Atelier 7 - 2021 - sujet 2
Elle décide de peindre ce matin. Elle sort son chevalet, sa chaise dans le jardin, tout son matériel, pinceaux, couteaux, tubes d’acrylique, toile, palette, chiffons, bocal d’eau. Elle s’installe au cœur du parc.
Elle commence par regarder l’éclairage du matin. Le soleil filtre à travers les arbres au fond du terrain, il monte doucement et l’ombre et la lumière s’amusent à dessiner des formes insolites qui englobent des fleurs, de l’herbe, des branches, un pan de mur, un banc. Le chat est sur un poteau de la clôture. Seuls les félins se hasardent à ce genre d’équilibre. Elle sourit à cette vision, puis Elle prépare ses couleurs, les primaires par petits tas, quelques mélanges.

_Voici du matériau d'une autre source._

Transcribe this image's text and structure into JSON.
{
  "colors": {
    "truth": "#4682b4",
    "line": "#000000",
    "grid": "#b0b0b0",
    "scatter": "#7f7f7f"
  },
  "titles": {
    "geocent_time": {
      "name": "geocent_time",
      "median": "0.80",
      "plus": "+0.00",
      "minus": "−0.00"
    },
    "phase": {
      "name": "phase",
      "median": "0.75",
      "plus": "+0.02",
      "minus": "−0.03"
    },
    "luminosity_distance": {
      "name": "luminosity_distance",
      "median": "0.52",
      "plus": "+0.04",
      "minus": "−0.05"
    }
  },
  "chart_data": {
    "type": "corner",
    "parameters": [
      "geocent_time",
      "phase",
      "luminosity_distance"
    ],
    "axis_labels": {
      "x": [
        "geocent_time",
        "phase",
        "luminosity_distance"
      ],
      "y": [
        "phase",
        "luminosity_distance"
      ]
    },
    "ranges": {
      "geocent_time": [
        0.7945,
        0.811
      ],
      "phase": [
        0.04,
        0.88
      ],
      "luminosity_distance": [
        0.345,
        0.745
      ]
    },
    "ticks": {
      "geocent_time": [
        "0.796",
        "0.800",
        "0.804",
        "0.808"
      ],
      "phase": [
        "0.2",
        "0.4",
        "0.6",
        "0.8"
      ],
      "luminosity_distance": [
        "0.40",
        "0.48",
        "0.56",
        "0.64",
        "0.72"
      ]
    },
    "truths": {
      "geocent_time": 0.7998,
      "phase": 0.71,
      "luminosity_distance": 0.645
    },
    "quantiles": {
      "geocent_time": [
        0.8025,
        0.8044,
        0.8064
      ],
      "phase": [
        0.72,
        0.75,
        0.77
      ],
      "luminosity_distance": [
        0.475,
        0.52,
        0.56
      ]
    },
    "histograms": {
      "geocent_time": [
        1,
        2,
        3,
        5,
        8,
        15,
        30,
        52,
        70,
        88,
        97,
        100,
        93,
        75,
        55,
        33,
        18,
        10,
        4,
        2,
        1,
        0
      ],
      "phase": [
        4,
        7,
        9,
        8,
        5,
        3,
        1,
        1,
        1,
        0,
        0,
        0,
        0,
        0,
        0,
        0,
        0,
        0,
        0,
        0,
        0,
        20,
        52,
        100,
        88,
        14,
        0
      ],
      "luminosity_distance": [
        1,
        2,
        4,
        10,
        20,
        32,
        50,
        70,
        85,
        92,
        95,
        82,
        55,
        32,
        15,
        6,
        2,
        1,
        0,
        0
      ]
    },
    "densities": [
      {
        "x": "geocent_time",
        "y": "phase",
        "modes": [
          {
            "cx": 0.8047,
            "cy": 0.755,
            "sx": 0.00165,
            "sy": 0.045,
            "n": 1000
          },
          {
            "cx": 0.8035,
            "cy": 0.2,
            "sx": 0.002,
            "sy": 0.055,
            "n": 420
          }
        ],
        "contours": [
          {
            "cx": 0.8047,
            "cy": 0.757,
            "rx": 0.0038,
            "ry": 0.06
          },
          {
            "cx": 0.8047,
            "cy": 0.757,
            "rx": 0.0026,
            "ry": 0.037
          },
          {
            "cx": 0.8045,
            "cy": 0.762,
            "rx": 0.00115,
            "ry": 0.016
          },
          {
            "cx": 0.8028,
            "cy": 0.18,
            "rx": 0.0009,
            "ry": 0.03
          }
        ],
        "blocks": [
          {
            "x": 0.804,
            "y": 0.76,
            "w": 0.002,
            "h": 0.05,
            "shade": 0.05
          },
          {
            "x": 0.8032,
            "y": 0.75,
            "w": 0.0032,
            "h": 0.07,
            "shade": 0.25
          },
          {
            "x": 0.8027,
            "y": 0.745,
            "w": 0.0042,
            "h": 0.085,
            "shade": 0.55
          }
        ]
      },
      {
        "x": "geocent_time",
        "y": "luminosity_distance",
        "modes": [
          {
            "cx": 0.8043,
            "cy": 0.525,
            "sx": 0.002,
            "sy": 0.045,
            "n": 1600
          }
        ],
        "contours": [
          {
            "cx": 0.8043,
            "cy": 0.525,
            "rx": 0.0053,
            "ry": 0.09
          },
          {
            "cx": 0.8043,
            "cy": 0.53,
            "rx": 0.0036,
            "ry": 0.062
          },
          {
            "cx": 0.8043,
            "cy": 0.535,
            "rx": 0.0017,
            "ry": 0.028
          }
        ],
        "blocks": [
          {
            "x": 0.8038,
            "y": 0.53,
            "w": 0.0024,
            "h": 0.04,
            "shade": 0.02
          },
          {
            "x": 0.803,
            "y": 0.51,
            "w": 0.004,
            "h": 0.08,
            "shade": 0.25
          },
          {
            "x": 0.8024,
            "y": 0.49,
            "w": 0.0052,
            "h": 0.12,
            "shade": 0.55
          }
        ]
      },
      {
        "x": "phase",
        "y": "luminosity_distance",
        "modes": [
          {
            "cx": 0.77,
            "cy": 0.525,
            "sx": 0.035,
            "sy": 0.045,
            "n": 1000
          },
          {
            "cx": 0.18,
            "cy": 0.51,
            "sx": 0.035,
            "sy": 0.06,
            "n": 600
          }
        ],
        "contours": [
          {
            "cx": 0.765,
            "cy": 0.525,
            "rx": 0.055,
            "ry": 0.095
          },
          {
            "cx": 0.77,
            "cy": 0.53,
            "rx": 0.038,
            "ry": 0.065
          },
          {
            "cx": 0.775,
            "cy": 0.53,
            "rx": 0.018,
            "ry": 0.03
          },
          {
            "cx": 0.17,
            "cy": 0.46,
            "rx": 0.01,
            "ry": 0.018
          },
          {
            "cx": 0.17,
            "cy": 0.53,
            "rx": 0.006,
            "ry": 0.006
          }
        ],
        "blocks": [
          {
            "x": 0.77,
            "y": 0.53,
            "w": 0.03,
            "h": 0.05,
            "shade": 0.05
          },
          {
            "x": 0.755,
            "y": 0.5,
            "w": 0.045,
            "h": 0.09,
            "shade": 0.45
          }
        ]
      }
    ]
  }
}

Elle utilise toujours le couteau pour poser les premières touches. Elle ne cherche pas à reproduire ce qu’elle voit mais à évoquer un climat : celui de ce matin d’une douceur poétique mais aussi vibrant de multiples teintes de floraison.
Lui sort de l’appentis, il prépare ses outils : la débroussailleuse, la tondeuse, le taille haies, les sécateurs, le sac pour végétaux. Il a décidé de remettre en état le jardin. Profiter de cette journée lumineuse.
Il se prépare à modeler la végétation qui se développe de façon anarchique et trop touffue depuis les dernières pluies et les éclaircies chargées de chaleurs printanières.
Il ne cherche pas à reproduire un jardin à la française, du genre tiré au cordeau, aligné, géométrique mais à créer une ambiance sauvage et contenue à la fois.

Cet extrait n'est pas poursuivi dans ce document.